Points de vue

Musulmans européens : que d’orages en perspective…

Par Nabil Ennasri*

Rédigé par Nabil Ennasri | Mercredi 16 Décembre 2009 à 01:31



La situation qui règne en France à la suite de la votation suisse interdisant la construction des minarets a quelque chose de surréaliste. Cette première moitié du mois de décembre 2009 a vu la France – et, avec elle, tout le continent européen – plongé dans une espèce de psychose collective, où la peur de l’islam et le danger de la présence des musulmans en Europe ont dominé toutes les discussions.

Exit la grippe A, la crise économique, la montée du chômage ou les réformes de l’éducation. Seul peut-être le Sommet international sur l’avenir du climat à Copenhague a pu tirer son épingle du jeu.

A part ça, l’espace médiatique a été archi dominé par la controverse dont les médias raffolent et que l’extrême droite européenne a malheureusement réussi à placer au cœur du débat européen : le spectre de la présence de plus en plus visible de dizaines de millions de musulmans sur le continent.

Le vote suisse représente un tournant dans la façon dont l’Europe s’apprête à gérer l’avenir de l’islam et de ses musulmans sur son territoire.
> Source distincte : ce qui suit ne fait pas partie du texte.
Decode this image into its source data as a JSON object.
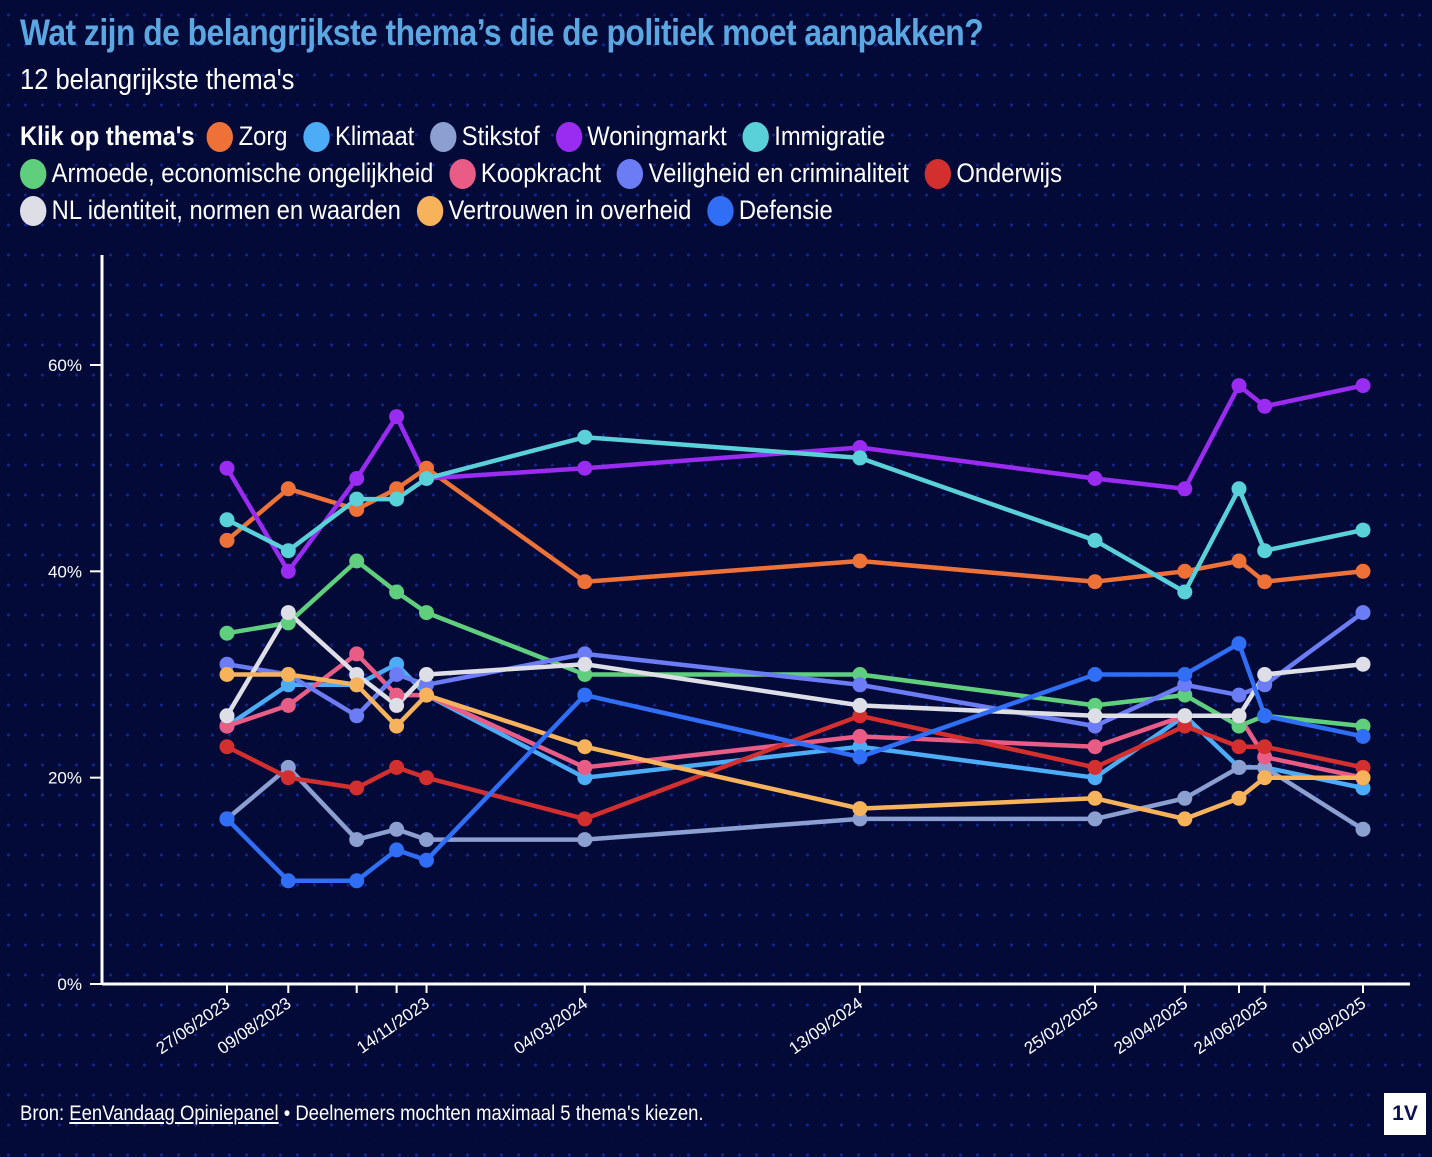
{
  "header": {
    "title": "Wat zijn de belangrijkste thema’s die de politiek moet aanpakken?",
    "subtitle": "12 belangrijkste thema's"
  },
  "legend": {
    "heading": "Klik op thema's"
  },
  "footer": {
    "source_prefix": "Bron: ",
    "source_link": "EenVandaag Opiniepanel",
    "note": " • Deelnemers mochten maximaal 5 thema's kiezen.",
    "logo": "1V"
  },
  "colors": {
    "background": "#030a38",
    "title": "#5ba7e2",
    "axis": "#ffffff"
  },
  "chart_data": {
    "type": "line",
    "title": "Wat zijn de belangrijkste thema’s die de politiek moet aanpakken?",
    "subtitle": "12 belangrijkste thema's",
    "xlabel": "",
    "ylabel": "",
    "ylim": [
      0,
      70
    ],
    "yticks": [
      0,
      20,
      40,
      60
    ],
    "ytick_labels": [
      "0%",
      "20%",
      "40%",
      "60%"
    ],
    "grid": false,
    "legend_position": "top",
    "x_dates": [
      "2023-06-27",
      "2023-08-09",
      "2023-09-26",
      "2023-10-24",
      "2023-11-14",
      "2024-03-04",
      "2024-09-13",
      "2025-02-25",
      "2025-04-29",
      "2025-06-06",
      "2025-06-24",
      "2025-09-01"
    ],
    "x_labels": [
      "27/06/2023",
      "09/08/2023",
      "",
      "",
      "14/11/2023",
      "04/03/2024",
      "13/09/2024",
      "25/02/2025",
      "29/04/2025",
      "",
      "24/06/2025",
      "01/09/2025"
    ],
    "series": [
      {
        "name": "Zorg",
        "color": "#ee7238",
        "values": [
          43,
          48,
          46,
          48,
          50,
          39,
          41,
          39,
          40,
          41,
          39,
          40
        ]
      },
      {
        "name": "Klimaat",
        "color": "#4cacf5",
        "values": [
          25,
          29,
          29,
          31,
          28,
          20,
          23,
          20,
          26,
          21,
          21,
          19
        ]
      },
      {
        "name": "Stikstof",
        "color": "#8b9fd1",
        "values": [
          16,
          21,
          14,
          15,
          14,
          14,
          16,
          16,
          18,
          21,
          21,
          15
        ]
      },
      {
        "name": "Woningmarkt",
        "color": "#9a2bf0",
        "values": [
          50,
          40,
          49,
          55,
          49,
          50,
          52,
          49,
          48,
          58,
          56,
          58
        ]
      },
      {
        "name": "Immigratie",
        "color": "#5ad0d8",
        "values": [
          45,
          42,
          47,
          47,
          49,
          53,
          51,
          43,
          38,
          48,
          42,
          44
        ]
      },
      {
        "name": "Armoede, economische ongelijkheid",
        "color": "#5fcf7e",
        "values": [
          34,
          35,
          41,
          38,
          36,
          30,
          30,
          27,
          28,
          25,
          26,
          25
        ]
      },
      {
        "name": "Koopkracht",
        "color": "#e95c86",
        "values": [
          25,
          27,
          32,
          28,
          28,
          21,
          24,
          23,
          26,
          26,
          22,
          20
        ]
      },
      {
        "name": "Veiligheid en criminaliteit",
        "color": "#6b7cf5",
        "values": [
          31,
          30,
          26,
          30,
          29,
          32,
          29,
          25,
          29,
          28,
          29,
          36
        ]
      },
      {
        "name": "Onderwijs",
        "color": "#d42f2f",
        "values": [
          23,
          20,
          19,
          21,
          20,
          16,
          26,
          21,
          25,
          23,
          23,
          21
        ]
      },
      {
        "name": "NL identiteit, normen en waarden",
        "color": "#dedfe6",
        "values": [
          26,
          36,
          30,
          27,
          30,
          31,
          27,
          26,
          26,
          26,
          30,
          31
        ]
      },
      {
        "name": "Vertrouwen in overheid",
        "color": "#f7b35b",
        "values": [
          30,
          30,
          29,
          25,
          28,
          23,
          17,
          18,
          16,
          18,
          20,
          20
        ]
      },
      {
        "name": "Defensie",
        "color": "#2f6ef5",
        "values": [
          16,
          10,
          10,
          13,
          12,
          28,
          22,
          30,
          30,
          33,
          26,
          24
        ]
      }
    ]
  }
}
En effet, il ne faudrait surtout pas sous-estimer la portée continentale du référendum suisse ainsi que ses retombées inquiétantes. Depuis le dimanche 29 novembre 2009, toute une parole populiste et xénophobe s’est libérée faisant craindre des lendemains difficiles pour les millions de citoyens européens de confession musulmane.

De la Belgique à la France en passant par l’Espagne, l’Italie et jusqu’aux Pays-Bas, c’est le même climat délétère qui prospère. L’hostilité à la deuxième religion européenne progresse et il y a fort à parier que ce lourd climat risque de se renforcer dangereusement.

Disons-le sans fioritures : toute cette excitation collective trouve largement racine dans le fait que de plus en plus d’Européens ont du mal à accepter le fait que leur pays a changé. L’incroyable crispation autour de l’islam n’est finalement que le reflet d’une peur et d’une crainte de voir l’identité européenne (certains en France parleront d’« identité nationale »...) se diluer dans un territoire dont le paysage sociologique a été bouleversé par plus de quarante ans d’immigration étrangère massive.

Seulement, cette crispation, qui peut apparaître au départ comme naturelle, verse allègrement dans un racisme affiché, dont la nouveauté principale est qu’il gangrène peu à peu l’ensemble de la société européenne.

Il faut savoir prendre acte de cette évolution périlleuse. A ne pas y prendre garde, l’opinion publique européenne, chauffée à blanc par des médias peu scrupuleux et travaillée au corps par des mouvements qui ont fait de la peur de l’islam leur principal cheval de bataille, risque de développer une animosité croissante à l’égard de la religion musulmane.

Les musulmans européens ont assurément une large part de responsabilité dans la situation actuelle mais il leur appartient plus que jamais d’œuvrer intelligemment pour éteindre ce début d’incendie. Même si les prochaines années s’annoncent orageuses, il leur faudra ne pas céder à la pression et aux sirènes de la victimisation, mais développer un discours et des actes positifs de contribution citoyenne. L’affaire a son importance : il en va de la santé de nos sociétés comme de l’avenir du vivre-ensemble.


* Diplômé de l’Institut d’études politiques d’Aix-en-Provence, Nabil Ennasri étudie actuellement la théologie musulmane à l’Institut européen des sciences humaines de Château-Chinon (IESH) ; il est membre du Collectif des musulmans de France (CMF).